A Nasa tem muitos usos para os supercondutores. Por exemplo, os giroscópios que mantêm a orientação dos satélites poderiam usar mancais sem fricção, feitos de imãs supercondutores, o que aumentaria sua precisão. Além disso, como os supercondutores são capazes de portar o mesmo volume de corrente que um fio de cobre, mas em um cabo muito fino, os motores elétricos a bordo de espaçonaves poderiam ser de quatro a seis vezes menores do que os atuais, economizando espaço e peso preciosos.

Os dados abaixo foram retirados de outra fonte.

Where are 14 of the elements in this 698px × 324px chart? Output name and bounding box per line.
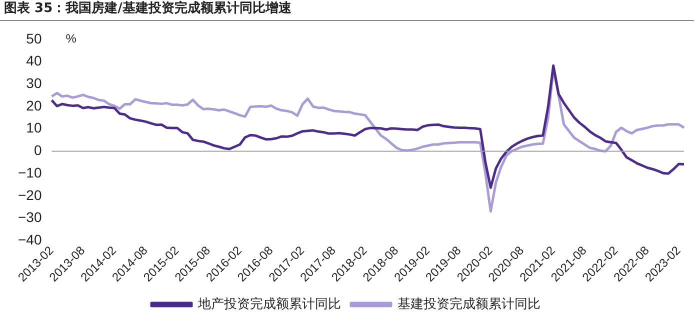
y-tick-label: −10 [18, 164, 42, 180]
y-tick-label: −40 [18, 232, 42, 248]
legend-label: 地产投资完成额累计同比 [197, 296, 341, 312]
y-tick-label: 20 [26, 97, 42, 114]
y-axis-title: % [66, 32, 77, 46]
y-tick-label: 50 [26, 30, 42, 46]
y-tick-label: 40 [26, 52, 42, 69]
y-tick-label: −30 [18, 209, 42, 226]
y-tick-label: −20 [18, 186, 42, 203]
y-tick-label: 0 [34, 142, 42, 158]
y-tick-label: 30 [26, 74, 42, 91]
y-tick-label: 10 [26, 120, 42, 136]
chart-title: 图表 35：我国房建/基建投资完成额累计同比增速 [0, 0, 694, 21]
legend-label: 基建投资完成额累计同比 [398, 296, 540, 312]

Outros especulam que os semicondutores poderiam desempenhar um papel em uma base lunar permanente, como a anunciada recentemente pelo presidente Bush em seu discurso sobre a futura exploração espacial tripulada. Os supercondutores seriam a escolha natural para geração e transmissão de energia com enorme eficiência, porque a temperatura ambiente despenca para -173 °C durante a longa noite lunar. E durante os meses de viagem que uma missão a Marte requereria, um aparelho de ressonância magnética portátil, que cabos supercondutores tornariam possível, seria uma forte ferramenta médica para ajudar a garantir a saúde da tripulação.

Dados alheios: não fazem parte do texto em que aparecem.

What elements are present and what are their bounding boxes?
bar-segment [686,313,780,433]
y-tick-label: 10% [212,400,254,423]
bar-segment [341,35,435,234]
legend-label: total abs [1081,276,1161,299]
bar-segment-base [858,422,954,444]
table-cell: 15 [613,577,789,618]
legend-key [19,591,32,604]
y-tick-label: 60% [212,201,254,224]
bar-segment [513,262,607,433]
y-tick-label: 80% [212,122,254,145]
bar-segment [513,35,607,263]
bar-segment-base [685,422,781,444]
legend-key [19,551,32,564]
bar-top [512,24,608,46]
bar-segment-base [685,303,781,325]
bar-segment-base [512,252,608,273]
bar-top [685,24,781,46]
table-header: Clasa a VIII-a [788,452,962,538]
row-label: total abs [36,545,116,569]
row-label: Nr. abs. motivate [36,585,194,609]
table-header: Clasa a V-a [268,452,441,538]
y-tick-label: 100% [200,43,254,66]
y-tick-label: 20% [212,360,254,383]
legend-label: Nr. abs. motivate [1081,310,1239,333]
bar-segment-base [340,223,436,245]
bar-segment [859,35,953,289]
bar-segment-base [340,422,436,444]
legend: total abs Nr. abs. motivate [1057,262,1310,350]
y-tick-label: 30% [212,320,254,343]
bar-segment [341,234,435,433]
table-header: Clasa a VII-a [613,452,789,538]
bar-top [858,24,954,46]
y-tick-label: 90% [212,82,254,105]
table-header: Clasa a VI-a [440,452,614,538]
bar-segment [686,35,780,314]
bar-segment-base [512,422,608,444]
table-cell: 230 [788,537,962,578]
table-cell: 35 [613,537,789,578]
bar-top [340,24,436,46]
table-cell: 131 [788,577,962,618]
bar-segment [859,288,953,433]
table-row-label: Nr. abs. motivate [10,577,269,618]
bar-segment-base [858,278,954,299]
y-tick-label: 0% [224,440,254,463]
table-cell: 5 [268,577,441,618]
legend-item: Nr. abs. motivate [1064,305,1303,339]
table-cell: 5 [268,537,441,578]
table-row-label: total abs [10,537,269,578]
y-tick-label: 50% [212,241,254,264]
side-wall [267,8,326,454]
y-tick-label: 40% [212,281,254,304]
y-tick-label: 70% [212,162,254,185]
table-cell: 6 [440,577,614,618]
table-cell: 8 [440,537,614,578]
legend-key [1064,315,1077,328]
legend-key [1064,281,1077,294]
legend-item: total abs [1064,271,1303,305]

Lua. Marte. Não se pode sequer imaginar para onde os condensados fermiônicos nos levarão. Mas com certeza para além da escola secundária.

Nota do editor:
o texto menciona seis estados da matéria: sólido, líquido, gasoso, plasmático, BEC e condensado fermiônico. Os físicos debatem esse total. Seria possível acrescentar diversos outros estados, como os cristais líquidos, os vidros, os ferromagnetos, os paramagnetos e outros, à lista. Será que os condensados fermiônicos integram mesmo a lista dos estados da matéria? Ou seriam apenas uma subdivisão menos importante, como os cristais líquidos? A pergunta será respondida nos próximos meses e anos, à medida que os pesquisadores aprenderem mais sobre as propriedades dos férmions coalescentes.